The most common crime residents encounter is a first offense DWI. A first offense DWI is a “Class B Misdemeanor”. A Class B Misdemeanor is punishable by a fine not to exceed $2,000.00, a term in jail not to exceed 180 days, or both, with a minimum jail sentence of 72 hours. The minimum sentence increases to six days if there is an open container of alcohol in the vehicle. A defendant is eligible for probation in lieu of a jail sentence; however, the defendant must successfully complete a driver’s education class and perform community service. Additionally, there is a mandatory license loss for 90 to 365 days. A judge is required to compel the defendant to install an ignition interlock device for any conviction if the defendant’s blood alcohol content (BAC) exceeds .15. A driver whose BAC exceeds 0.15 will be guilty of a Class A Misdemeanor, subject to the penalties discussed for Second Offense DWI below.
A conviction for second offense DWI carries with it an enhanced penalty. There is no lookback provision in Texas, meaning there is no time limit between convictions. A defendant charged with second offense DWI will face pre-trial administrative penalties of license loss for one year. If convicted, the defendant will be guilty of a “Class A Misdemeanor”. A Class A Misdemeanor conviction for Second Offense DWI carries a maximum jail sentence of one year and a minimum jail sentence of 30 days. A fine not to exceed $4,000.00 may also be imposed. A defendant may receive probation and be compelled to attend a repeat offender’s class at DWI school.

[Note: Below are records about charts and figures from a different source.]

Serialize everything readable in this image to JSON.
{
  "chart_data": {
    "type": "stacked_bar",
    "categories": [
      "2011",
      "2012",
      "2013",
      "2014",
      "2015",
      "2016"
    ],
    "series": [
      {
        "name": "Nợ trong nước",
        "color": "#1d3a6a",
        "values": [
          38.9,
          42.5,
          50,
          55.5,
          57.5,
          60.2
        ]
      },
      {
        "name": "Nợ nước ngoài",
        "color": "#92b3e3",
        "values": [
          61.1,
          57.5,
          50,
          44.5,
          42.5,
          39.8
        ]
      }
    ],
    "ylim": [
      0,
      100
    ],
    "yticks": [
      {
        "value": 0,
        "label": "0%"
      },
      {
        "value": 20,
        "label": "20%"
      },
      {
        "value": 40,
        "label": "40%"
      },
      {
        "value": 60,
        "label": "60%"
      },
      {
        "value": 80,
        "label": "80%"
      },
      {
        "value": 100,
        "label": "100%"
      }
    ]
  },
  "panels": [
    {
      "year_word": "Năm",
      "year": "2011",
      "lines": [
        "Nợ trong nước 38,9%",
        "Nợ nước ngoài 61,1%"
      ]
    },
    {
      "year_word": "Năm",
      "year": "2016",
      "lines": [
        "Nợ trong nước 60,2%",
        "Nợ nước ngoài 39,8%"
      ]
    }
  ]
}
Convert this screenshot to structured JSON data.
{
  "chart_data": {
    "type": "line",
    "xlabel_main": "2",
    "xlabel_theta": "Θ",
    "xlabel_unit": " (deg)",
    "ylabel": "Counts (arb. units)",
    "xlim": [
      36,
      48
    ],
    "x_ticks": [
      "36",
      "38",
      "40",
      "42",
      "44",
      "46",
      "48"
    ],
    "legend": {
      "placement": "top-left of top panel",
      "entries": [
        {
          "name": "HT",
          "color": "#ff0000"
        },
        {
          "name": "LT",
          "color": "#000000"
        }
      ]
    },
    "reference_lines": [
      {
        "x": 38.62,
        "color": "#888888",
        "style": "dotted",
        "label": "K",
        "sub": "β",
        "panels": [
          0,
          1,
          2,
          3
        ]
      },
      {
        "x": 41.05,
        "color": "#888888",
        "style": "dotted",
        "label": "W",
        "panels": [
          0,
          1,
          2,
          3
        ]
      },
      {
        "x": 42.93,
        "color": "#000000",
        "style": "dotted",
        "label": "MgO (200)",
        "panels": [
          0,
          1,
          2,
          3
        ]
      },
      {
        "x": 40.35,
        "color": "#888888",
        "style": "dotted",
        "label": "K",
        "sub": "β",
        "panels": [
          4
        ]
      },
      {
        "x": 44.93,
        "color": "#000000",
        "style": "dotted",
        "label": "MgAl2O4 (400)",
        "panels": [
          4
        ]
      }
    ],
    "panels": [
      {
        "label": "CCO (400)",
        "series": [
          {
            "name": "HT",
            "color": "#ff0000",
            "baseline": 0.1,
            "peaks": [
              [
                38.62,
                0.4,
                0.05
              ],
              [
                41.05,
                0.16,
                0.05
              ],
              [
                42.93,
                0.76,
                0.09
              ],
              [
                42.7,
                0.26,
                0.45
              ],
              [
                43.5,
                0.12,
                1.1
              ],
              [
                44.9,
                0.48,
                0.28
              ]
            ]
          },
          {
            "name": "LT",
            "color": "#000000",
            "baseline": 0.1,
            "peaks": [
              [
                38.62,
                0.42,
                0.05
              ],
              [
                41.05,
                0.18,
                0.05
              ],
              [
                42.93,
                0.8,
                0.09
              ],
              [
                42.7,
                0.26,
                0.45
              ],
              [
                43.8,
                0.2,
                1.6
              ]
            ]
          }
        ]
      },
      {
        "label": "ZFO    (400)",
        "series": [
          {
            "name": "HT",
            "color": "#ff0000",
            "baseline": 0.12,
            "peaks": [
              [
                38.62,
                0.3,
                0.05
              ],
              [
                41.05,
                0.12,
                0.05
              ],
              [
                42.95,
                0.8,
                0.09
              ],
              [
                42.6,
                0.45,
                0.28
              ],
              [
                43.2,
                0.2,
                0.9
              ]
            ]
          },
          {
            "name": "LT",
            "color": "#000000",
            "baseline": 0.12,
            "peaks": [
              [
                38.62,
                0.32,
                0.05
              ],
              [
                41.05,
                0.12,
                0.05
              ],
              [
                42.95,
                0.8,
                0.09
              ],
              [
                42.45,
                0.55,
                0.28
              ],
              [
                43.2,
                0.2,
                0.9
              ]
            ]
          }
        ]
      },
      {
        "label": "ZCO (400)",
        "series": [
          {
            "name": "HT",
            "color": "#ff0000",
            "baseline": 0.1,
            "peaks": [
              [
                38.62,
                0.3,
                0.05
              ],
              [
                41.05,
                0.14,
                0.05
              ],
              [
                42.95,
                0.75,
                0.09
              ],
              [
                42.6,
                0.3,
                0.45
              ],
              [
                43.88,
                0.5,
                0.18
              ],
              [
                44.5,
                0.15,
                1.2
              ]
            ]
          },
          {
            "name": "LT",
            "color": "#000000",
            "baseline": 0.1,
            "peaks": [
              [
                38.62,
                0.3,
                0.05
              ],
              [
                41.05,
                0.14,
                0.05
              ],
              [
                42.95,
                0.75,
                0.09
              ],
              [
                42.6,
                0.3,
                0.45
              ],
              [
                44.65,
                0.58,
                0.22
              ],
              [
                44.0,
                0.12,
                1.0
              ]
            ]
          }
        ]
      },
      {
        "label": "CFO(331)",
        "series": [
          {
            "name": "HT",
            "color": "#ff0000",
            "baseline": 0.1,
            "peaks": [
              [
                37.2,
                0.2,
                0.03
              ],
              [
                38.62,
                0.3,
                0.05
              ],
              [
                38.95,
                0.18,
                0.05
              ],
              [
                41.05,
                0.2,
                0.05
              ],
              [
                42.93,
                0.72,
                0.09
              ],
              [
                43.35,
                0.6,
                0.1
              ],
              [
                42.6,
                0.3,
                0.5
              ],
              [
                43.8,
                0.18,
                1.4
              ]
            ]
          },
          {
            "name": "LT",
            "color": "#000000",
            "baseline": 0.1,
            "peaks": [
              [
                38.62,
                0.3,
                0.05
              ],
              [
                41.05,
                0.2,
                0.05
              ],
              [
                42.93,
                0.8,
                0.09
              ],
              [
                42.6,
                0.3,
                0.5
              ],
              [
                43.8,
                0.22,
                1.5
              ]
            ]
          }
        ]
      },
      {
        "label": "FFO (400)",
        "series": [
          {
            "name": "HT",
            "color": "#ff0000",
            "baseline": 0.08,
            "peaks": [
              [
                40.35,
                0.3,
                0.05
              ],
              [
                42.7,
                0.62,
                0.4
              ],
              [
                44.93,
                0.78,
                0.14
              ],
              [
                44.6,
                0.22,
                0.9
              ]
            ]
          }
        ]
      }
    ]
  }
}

A conviction upon a third offense DWI is a 3rd degree felony. Third degree felonies are punishable by a term of 2 to 10 years in the state penitentiary. A fine of $10,000.00 may also be imposed. The defendant’s driver’s license will also be suspended for 180 days to 2 years. Pre-trial administrative license loss may also be imposed.
Intoxicated Manslaughter, Intoxicated Driving with a Child Passenger, and Intoxication Assault are crimes commonly charged in Texas. Intoxication Manslaughter is a Second Degree felony. The penalty is 2 to 20 years incarceration in the state penitentiary but a defendant may receive probation. Intoxicated Driving with a Child Passenger is a felony punishable by incarceration in the state jail for not less than 180 days, not to exceed 2 years. Intoxicated assault is a 3rd degree felony, punishable by a term of 2 to 10 years in the state penitentiary.
The Texas Department of Public Safety can impose administrative penalties in addition to the criminal penalties after a conviction The Department of Public Safety may impose a surcharge between $1,000.00 to $2,000.00 per year for three years to keep your driver’s license.